NYC may regulate Times Square costumed performers seeking tips
New York City's council is considering legislation to restrict where performers dressed as characters like Elmo and Spiderman can solicit business.
The costumed performers now roam freely in Manhattan's busy Times Square, the heart of the theatre district.
The council is mulling rules for pedestrian plazas after receiving complaints about aggressive behaviour.
Some working in Times Square argue that the rules would inhibit their tips.
In August, New York City Mayor Bill de Blasio formed a task force to combat the proliferation of the busking street performers.
The panel recommended that street performers be roped off into designated zones.
"Come to New York, duke it out with a superhero! Is that really what we want to be known for?" Councilmember Daniel Garodnick said.
During the hearing, a man dressed as the comic book villain the Joker, 49-year-old Keith Albahae, said he experienced harassment from tourists, being spit on.
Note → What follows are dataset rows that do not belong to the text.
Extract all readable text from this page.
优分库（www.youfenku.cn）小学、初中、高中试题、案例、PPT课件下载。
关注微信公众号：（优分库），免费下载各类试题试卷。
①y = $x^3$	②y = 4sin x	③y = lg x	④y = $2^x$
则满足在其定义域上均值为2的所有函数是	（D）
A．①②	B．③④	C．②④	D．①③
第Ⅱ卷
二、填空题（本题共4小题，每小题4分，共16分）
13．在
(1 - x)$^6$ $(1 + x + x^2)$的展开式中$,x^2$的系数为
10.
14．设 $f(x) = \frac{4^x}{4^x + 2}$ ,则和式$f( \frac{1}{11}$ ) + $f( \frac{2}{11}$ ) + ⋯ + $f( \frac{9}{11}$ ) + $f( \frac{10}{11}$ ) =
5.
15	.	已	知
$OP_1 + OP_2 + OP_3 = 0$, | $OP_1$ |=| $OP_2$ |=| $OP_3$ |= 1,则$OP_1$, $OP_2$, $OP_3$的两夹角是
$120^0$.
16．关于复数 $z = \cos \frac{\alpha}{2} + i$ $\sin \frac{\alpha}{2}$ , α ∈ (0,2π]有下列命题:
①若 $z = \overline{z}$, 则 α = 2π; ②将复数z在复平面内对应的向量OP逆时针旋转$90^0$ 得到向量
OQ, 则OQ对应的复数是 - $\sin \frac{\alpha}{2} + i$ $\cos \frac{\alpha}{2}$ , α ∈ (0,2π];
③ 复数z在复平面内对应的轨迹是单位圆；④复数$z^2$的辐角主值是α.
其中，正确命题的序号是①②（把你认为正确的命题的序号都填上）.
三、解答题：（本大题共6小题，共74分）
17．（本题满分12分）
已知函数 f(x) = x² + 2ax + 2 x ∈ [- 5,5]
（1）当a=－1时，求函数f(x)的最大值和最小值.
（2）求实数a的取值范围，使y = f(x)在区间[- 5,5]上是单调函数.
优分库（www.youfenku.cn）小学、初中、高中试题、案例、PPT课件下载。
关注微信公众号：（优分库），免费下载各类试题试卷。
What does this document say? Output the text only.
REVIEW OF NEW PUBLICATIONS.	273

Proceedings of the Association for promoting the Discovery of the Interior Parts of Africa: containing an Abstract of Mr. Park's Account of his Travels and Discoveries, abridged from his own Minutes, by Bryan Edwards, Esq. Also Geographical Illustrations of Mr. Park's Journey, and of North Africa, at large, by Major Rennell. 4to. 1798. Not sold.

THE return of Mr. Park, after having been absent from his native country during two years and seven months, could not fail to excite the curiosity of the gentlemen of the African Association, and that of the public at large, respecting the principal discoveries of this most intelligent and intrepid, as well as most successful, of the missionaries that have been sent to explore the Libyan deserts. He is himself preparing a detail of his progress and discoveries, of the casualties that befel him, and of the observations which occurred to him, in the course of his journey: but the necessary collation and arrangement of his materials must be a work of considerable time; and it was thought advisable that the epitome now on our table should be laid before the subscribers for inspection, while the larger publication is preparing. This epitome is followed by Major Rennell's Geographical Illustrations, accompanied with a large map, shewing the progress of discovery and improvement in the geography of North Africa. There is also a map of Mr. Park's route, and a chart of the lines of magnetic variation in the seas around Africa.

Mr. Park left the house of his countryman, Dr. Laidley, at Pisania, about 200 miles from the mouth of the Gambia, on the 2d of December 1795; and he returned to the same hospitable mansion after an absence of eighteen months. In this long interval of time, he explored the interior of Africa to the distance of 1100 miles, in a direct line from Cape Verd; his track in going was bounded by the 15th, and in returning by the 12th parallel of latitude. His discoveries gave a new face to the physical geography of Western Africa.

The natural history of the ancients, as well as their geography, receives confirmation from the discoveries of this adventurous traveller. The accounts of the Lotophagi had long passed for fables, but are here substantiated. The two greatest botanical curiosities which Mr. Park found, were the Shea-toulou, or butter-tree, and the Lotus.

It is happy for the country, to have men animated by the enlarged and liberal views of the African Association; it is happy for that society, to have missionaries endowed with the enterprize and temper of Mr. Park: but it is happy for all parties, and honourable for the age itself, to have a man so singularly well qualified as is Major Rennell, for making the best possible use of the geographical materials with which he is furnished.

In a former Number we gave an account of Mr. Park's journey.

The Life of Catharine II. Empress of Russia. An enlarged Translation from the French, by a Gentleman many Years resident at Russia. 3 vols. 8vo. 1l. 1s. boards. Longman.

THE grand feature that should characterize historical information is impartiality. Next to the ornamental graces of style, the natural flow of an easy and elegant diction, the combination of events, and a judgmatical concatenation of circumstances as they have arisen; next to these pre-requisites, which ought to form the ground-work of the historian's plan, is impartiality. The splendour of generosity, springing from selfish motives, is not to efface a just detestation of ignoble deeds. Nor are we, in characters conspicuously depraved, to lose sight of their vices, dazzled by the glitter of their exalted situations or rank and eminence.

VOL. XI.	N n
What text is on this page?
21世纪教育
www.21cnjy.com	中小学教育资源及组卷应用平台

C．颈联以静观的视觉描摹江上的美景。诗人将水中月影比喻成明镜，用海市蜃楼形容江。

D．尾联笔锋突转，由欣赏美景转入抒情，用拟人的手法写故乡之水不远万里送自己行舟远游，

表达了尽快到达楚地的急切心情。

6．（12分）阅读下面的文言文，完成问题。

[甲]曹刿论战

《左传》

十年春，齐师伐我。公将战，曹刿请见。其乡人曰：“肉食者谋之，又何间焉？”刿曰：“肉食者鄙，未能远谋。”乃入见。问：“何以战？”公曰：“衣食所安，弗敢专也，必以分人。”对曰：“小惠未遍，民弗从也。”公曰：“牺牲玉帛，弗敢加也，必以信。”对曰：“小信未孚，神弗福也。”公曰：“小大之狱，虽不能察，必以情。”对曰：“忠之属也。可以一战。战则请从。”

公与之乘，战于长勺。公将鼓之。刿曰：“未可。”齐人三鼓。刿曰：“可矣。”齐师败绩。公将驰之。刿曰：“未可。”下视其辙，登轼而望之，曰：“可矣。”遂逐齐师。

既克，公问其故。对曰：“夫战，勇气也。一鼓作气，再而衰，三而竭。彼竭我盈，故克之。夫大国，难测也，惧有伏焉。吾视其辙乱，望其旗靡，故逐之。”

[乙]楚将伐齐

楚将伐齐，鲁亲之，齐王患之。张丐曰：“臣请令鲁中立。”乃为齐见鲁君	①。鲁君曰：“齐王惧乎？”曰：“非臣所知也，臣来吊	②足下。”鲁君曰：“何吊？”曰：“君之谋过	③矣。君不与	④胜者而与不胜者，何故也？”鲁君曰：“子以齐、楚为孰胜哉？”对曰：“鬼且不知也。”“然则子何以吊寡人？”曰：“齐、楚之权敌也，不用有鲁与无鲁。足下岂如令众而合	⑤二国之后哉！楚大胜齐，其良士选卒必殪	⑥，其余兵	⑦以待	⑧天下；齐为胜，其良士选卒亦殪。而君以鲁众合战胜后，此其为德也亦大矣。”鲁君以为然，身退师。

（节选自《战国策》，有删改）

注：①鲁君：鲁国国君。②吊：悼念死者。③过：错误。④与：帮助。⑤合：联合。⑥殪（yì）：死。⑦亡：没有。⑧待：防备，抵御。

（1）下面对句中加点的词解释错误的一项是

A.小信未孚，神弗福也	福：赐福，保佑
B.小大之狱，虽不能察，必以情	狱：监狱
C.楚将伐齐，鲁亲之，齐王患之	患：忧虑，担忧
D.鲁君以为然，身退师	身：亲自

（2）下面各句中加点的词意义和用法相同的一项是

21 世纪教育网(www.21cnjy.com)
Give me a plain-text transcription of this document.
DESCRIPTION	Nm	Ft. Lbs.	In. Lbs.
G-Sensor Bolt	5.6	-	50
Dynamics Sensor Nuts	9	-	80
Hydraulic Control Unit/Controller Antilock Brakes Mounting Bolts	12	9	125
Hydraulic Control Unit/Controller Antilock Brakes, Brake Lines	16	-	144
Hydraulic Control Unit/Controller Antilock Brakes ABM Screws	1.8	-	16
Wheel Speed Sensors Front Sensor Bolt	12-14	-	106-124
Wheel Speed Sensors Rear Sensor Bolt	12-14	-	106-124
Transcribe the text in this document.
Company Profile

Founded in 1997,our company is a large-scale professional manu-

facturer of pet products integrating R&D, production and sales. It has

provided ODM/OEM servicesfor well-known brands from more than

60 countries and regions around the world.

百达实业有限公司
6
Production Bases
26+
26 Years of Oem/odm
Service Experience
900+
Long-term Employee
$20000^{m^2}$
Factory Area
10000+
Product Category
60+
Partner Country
"I defended myself by spitting back," he said. "It's not right, this is apartheid, what's being proposed here. We provide an immense entertainment. The only people who are upset basically are people who want free pictures."
Abdelamine Elkhezzani, wearing a Spider-Man costume, said he has been arrested four times in Times Square, most recently after allegedly fighting with a tourist over a tip.
"It sounds like we're criminals carrying guns and knives," he said. "They are harassing us."
In another instance, a man dressed as Cookie Monster attacked a child when his parents did not tip.
The legislation would not restrict any activity that goes in in Times Square now but would limit it to specific zones.
"We are not saying that all the people dressed in costume behave this way, but there is a consistent and ongoing issue that needs to be dealt with," said Tim Tompkins, president of the Times Square Alliance business group.
A union representing those who sells bus tour tickets is not happy with the proposed law either.
The president of Transport Workers Union Local 225, John Menshon, said he and his colleagues should not be "penalised for somebody else's aggression".
Zones would allow for 50 to 55 people at one time. If the bill passes, it would go into effect by the summer, covering all 53 pedestrian plazas in New York City.